Laura A. Dawson, MD, FRCPC, discusses quality-of-life outcomes from the NRG/RTOG 1112 study of stereotactic body radiation therapy followed by sorafenib versus sorafenib alone in hepatocellular carcinoma.
Laura A. Dawson, MD, FRCPC, Princess Margaret Cancer Centre, Toronto, Ontario, discusses quality-of-life (QOL) outcomes from the NRG/RTOG 1112 study (NCT01730937) of stereotactic body radiation therapy (SBRT) followed by sorafenib (Nexavar) vs sorafenib alone in patients with hepatocellular carcinoma.
QOL outcomes were reported at the 2023 American Society of Clinical Oncology Gastrointestinal Cancers Symposium (ASCO GI). The FACT-Hep Functional Assessment of Cancer Therapy – Hepatobiliary tool was used to assess patients on this trial, with a hypothesis that patients receiving SBRT would have better QOL at 6 months compared with those receiving sorafenib alone. Dawson says that only 37 out of 177 patients completed the questionnaire for baseline and at 6 months, and due to the low statistical power of the results, they were reported without statistical analysis.
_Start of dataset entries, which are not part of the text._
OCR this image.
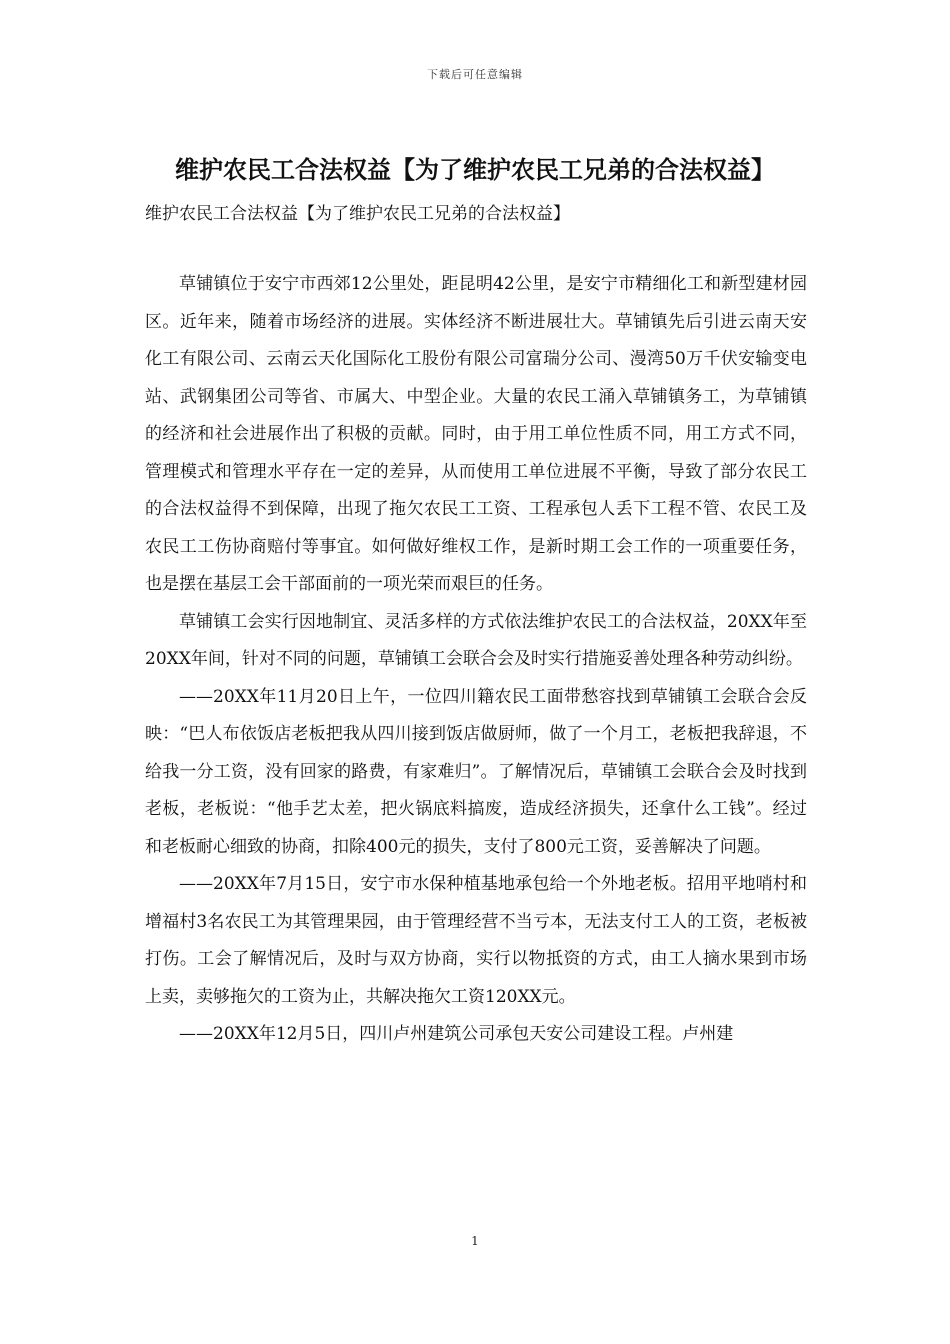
下载后可任意编辑
维护农民工合法权益【为了维护农民工兄弟的合法权益】

维护农民工合法权益【为了维护农民工兄弟的合法权益】

草铺镇位于安宁市西郊12公里处，距昆明42公里，是安宁市精细化工和新型建材园区。近年来，随着市场经济的进展。实体经济不断进展壮大。草铺镇先后引进云南天安化工有限公司、云南云天化国际化工股份有限公司富瑞分公司、漫湾50万千伏安输变电站、武钢集团公司等省、市属大、中型企业。大量的农民工涌入草铺镇务工，为草铺镇的经济和社会进展作出了积极的贡献。同时，由于用工单位性质不同，用工方式不同，管理模式和管理水平存在一定的差异，从而使用工单位进展不平衡，导致了部分农民工的合法权益得不到保障，出现了拖欠农民工工资、工程承包人丢下工程不管、农民工及农民工工伤协商赔付等事宜。如何做好维权工作，是新时期工会工作的一项重要任务，也是摆在基层工会干部面前的一项光荣而艰巨的任务。

草铺镇工会实行因地制宜、灵活多样的方式依法维护农民工的合法权益，20XX年至20XX年间，针对不同的问题，草铺镇工会联合会及时实行措施妥善处理各种劳动纠纷。

——20XX年11月20日上午，一位四川籍农民工面带愁容找到草铺镇工会联合会反映：“巴人布依饭店老板把我从四川接到饭店做厨师，做了一个月工，老板把我辞退，不给我一分工资，没有回家的路费，有家难归”。了解情况后，草铺镇工会联合会及时找到老板，老板说：“他手艺太差，把火锅底料搞废，造成经济损失，还拿什么工钱”。经过和老板耐心细致的协商，扣除400元的损失，支付了800元工资，妥善解决了问题。

——20XX年7月15日，安宁市水保种植基地承包给一个外地老板。招用平地哨村和增福村3名农民工为其管理果园，由于管理经营不当亏本，无法支付工人的工资，老板被打伤。工会了解情况后，及时与双方协商，实行以物抵资的方式，由工人摘水果到市场上卖，卖够拖欠的工资为止，共解决拖欠工资120XX元。

——20XX年12月5日，四川卢州建筑公司承包天安公司建设工程。卢州建

1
The results showed that 35% of patients who received SBRT had a QOL improvement of 5 or more points, vs only 10% who received sorafenib only, meeting the main QOL end point. Dawson says this aligns with the higher rate of stable disease vs disease progression in patients who received SBRT. The addition of SBRT also showed improvement in other end points such as overall survival and time to progression, as well as no increase in serious adverse events (AEs).
TRANSCRIPTION:
0:08 | The newest outcome that was reported at ASCO GI was QOL. The QOL FACT-Hep tool was used for patients who consented to complete their QOL at baseline at 6 months and 12 months. Of the 177 patients who were treated in the protocol, there were 83 who consented to the QOL. However, only 37 patients completed the baseline QOL and 6-month QOL, and the primary hypothesis in the QOL portion of the study was that those patients with SBRT would be more likely to have improved QOL at 6 months.
0:54 | Given the low power to look at statistical testing, the statistics experts on the study recommended that we report results without any statistics. We did report them and looking at the primary end point…there was a higher proportion of patients who received SBRT who had improved QOL. Thirty-five percent of patients had an improvement by 5 or more points—that's a clinically significant interval—compared with 10% of patients who were given sorafenib alone.
1:38 | Similarly, there were more patients who had stable disease and less patients who had a decline when looking at those patients who received SBRT compared with sorafenib. It is aligned with what we saw with improved responses, lower time-to-progression, improved survival, and similar or even lower serious AEs, probably due to tumor. Although the power is low, the trend is strongly favoring the SBRT as well.